For a president and Congress trying to safeguard a nation convulsed by crisis, erring on the side of caution would be reckless.
The $1.9 trillion plan put forth by President Joe Biden and Democrats in Congress isn’t perfect. It sends too much money to families and individuals who don’t desperately need it. It creates a legitimate fear of an overheated economy and runaway inflation. It’s also not yet clear that the money will be divvied up in a way that puts the help where it belongs, a particular concern after an earlier stimulus plan shortchanged New York and gave $133 million Nassau County desperately needed to the Town of Hempstead instead.
But Biden’s plan can give the nation the resources it needs to finally contain COVID-19. It can provide the support struggling households and businesses must have to survive now and thrive later. And it can signal that the United States once again has both the ability and the will to confront crises.
In contrast, the $618 billion plan put forward by Republicans to fight our way through COVID-19 errs on the side of caution repeatedly, most notably by ignoring the desperation of states and municipalities suffering for lack of federal aid.
And if Republicans are right to say so much spending won’t be needed, much of what Biden’s plan makes available won’t be spent. If the job market and consumer spending overperform and food insecurity and unemployment fade away, that $1.9 trillion price tag will shrink.
Biden’s plan can most easily be analyzed and compared to the GOP’s by dividing the money into four pots:
The first pot, totaling $750 billion, includes $170 billion for schools and colleges to help them reopen, operate safely and facilitate remote learning, including $6 billion to New York. The GOP plan has only a paltry $20 billion for these paramount priorities.
That pot also includes $350 billion in aid to state and local governments, without which many government workers would be unemployed and communities would be underserved. It also provides $30 billion for the nation’s major transit systems, including at least another $4 billion expected for the Metropolitan Transportation Authority. New York, and Long Island in particular, must have this aid. Any negotiations that reduce the total bill cannot be allowed to slash our region’s aid. And it’s critical that the formulas for distributing this aid assure all schools and local governments their share.
It’s the lack of school, state and local aid in the plan proposed by Republicans that undermines their claim that it is a good-faith start to negotiations.
The second pot in Biden’s plan, $600 billion, includes proposed $1,400 checks to most Americans, along with a child tax credit increase. The tax credit increase is good policy, and is not in the GOP plan. But the checks are a clear area where the GOP vision, which begins to phase out family eligibility at $80,000 a year rather than Biden’s $150,000, is better targeted, and the Republican reduction of the grants from $1,400 to $1,000, when so many recipients have suffered no economic loss, is reasonable.

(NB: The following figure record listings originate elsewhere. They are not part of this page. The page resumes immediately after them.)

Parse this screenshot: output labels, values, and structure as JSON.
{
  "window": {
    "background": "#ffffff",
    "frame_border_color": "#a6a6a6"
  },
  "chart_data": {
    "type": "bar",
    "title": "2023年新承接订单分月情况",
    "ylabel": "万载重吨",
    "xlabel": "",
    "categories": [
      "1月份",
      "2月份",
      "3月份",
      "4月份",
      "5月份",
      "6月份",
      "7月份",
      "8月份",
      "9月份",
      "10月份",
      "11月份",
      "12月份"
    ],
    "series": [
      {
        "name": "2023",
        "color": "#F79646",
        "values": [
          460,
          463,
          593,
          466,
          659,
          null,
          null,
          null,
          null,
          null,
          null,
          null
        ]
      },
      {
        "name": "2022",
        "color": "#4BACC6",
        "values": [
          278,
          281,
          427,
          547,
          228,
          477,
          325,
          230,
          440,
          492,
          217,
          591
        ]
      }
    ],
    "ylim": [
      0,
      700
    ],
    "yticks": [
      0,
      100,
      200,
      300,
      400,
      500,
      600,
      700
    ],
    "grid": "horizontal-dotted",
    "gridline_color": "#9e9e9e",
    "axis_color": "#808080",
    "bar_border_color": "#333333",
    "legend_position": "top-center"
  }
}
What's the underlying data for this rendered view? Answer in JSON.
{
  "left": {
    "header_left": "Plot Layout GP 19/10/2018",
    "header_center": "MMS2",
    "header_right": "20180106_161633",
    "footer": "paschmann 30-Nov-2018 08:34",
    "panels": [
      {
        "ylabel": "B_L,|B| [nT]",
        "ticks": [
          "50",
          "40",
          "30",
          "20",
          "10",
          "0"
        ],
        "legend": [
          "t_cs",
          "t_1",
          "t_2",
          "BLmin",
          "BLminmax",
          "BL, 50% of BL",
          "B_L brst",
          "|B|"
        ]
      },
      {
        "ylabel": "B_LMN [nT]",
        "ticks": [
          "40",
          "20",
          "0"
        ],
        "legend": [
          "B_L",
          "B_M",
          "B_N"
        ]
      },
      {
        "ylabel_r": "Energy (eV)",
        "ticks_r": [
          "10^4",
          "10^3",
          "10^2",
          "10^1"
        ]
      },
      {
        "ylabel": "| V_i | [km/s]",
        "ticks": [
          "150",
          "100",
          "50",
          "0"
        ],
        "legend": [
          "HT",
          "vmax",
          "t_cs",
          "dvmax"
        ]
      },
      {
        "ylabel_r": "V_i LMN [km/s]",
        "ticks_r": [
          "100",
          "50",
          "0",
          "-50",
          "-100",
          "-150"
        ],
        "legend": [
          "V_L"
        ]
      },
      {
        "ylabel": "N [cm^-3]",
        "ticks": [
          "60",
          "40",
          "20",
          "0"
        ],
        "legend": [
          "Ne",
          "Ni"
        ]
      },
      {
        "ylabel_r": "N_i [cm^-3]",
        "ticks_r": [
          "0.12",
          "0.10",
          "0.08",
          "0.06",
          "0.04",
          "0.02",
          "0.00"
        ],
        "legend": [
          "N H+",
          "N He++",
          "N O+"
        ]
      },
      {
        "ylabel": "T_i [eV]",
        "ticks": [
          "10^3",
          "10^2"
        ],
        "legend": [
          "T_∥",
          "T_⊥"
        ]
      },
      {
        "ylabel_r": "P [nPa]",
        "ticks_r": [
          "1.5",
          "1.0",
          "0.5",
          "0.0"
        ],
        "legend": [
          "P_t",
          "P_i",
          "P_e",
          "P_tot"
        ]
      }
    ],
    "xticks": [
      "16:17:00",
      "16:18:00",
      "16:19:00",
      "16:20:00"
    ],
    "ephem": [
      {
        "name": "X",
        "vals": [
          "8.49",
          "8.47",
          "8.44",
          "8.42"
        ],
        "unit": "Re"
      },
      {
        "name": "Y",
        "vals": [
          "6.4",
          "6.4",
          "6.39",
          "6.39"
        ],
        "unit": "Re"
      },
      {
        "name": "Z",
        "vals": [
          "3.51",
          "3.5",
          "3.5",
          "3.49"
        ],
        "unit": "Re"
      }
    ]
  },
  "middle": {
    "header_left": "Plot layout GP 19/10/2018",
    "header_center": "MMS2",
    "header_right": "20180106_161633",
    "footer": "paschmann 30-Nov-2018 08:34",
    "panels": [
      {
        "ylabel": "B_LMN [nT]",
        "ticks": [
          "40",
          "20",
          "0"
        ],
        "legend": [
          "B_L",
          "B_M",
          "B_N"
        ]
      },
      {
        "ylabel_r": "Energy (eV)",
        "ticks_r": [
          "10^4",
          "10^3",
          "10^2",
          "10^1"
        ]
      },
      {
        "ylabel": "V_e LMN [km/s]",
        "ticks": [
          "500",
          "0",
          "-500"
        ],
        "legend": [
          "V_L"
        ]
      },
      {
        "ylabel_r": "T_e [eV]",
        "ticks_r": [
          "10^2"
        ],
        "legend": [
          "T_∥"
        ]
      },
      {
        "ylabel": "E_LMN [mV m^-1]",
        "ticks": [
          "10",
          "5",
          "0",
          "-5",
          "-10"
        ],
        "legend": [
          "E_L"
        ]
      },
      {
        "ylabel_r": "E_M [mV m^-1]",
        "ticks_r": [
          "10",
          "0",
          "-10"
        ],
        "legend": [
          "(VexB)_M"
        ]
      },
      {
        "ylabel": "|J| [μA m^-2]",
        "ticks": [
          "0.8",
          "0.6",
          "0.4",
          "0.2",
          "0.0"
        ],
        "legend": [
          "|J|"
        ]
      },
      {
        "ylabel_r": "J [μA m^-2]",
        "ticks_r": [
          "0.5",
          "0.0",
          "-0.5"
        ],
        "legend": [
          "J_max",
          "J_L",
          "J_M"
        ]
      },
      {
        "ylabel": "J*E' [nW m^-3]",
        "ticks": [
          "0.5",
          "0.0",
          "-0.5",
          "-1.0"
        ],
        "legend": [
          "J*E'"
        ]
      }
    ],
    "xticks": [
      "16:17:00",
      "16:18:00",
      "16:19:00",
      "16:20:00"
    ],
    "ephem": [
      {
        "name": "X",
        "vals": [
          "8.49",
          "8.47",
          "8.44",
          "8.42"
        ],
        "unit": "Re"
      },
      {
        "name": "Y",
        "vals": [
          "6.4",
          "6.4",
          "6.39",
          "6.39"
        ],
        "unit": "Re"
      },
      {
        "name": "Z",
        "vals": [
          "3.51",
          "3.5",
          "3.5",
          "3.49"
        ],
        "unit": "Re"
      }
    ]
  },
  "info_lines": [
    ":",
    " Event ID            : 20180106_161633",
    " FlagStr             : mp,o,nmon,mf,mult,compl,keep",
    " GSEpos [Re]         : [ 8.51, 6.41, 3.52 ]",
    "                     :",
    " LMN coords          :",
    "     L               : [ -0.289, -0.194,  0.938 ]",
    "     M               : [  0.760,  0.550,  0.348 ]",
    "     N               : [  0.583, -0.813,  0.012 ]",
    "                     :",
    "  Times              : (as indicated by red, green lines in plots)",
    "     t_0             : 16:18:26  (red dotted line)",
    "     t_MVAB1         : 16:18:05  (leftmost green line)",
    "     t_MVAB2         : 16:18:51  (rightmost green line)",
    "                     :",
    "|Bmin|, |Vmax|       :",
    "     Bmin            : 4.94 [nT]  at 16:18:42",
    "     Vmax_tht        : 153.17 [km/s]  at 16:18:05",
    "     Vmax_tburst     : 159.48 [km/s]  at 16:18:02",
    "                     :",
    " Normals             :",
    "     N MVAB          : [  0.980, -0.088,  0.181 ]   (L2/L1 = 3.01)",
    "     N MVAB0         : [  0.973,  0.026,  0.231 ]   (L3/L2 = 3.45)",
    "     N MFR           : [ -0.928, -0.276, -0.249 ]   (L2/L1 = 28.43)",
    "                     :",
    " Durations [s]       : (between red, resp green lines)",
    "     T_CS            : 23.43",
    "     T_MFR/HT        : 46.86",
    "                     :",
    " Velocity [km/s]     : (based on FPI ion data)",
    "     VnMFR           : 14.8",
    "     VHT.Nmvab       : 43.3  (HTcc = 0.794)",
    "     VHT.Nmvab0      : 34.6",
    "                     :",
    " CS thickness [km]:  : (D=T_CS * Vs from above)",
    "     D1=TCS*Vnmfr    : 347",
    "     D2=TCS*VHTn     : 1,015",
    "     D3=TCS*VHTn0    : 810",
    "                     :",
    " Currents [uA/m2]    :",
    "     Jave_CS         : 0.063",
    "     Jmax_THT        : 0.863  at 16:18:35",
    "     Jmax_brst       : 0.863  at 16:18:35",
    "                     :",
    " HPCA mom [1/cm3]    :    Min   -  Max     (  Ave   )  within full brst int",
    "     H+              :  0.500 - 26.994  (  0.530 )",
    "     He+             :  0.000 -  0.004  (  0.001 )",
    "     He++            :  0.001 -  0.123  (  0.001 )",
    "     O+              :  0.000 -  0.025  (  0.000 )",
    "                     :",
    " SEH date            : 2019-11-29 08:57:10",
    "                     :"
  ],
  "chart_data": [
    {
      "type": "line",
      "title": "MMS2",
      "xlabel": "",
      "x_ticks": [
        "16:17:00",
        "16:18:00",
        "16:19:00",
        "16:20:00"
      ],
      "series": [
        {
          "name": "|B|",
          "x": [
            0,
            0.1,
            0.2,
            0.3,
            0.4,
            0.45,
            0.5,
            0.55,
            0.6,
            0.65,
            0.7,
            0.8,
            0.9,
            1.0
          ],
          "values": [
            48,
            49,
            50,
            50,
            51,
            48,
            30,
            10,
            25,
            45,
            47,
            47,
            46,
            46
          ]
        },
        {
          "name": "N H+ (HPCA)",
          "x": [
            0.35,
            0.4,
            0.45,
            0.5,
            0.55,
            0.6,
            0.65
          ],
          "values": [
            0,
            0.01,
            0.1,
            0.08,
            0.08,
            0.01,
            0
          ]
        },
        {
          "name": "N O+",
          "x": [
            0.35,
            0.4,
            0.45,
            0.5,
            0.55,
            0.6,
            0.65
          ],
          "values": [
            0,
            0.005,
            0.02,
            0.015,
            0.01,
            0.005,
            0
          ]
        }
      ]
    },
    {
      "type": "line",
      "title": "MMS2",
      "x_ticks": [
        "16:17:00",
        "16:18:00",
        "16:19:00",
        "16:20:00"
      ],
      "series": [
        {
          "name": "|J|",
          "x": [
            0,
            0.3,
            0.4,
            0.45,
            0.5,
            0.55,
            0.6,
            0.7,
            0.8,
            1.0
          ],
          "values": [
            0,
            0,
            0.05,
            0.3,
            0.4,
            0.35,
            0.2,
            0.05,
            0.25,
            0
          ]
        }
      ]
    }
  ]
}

The third pot, of $400 billion, is aid to financially vulnerable households, and Biden’s plan clearly outshines the GOP’s. Biden’s plan extends enhanced unemployment benefits until September at $400 a week, while the GOP’s only runs until June, at $300 a week. If fewer workers than expected need this help after June because employment will have bounced back more quickly than expected, it won’t be paid. But if the job market still lags, the help ought to be available. And the risk created by the GOP plan to pay $100 less per week in benefits to the unemployed isn’t worth the savings it generates.
Last month, the economy gained just 49,000 new jobs. The employment recovery is faltering; the unemployed must be helped.
The fourth pot, the $150 billion to aid businesses in Biden’s blueprint, dwarfs the $50 billion in the GOP plan. Long Island’s businesses are suffering, and carveouts in Biden’s deal like $20 billion for restaurants are crucial to the owners, and the economy.
There is plenty of devil in the details. Divvying up school aid and state and local aid so that they fill needs without supplanting existing funding or creating future obligations is particularly delicate and crucial. The same is true of funds intended to help fight the virus and vaccinate the nation.
This is a crisis, yet, the Democrats should be mindful that the nation has other needs, too. They include trillions of dollars in long-overdue infrastructure modernization, improvements and repairs, and shoring up Medicare and Social Security funding.
But Biden’s plan, while it should be both cheaper and more precisely targeted, is aimed in the right direction. Where Republicans have different priorities, they should negotiate for their needs in this framework. COVID-19 relief can still be a bipartisan effort, but it can’t be an inadequate one.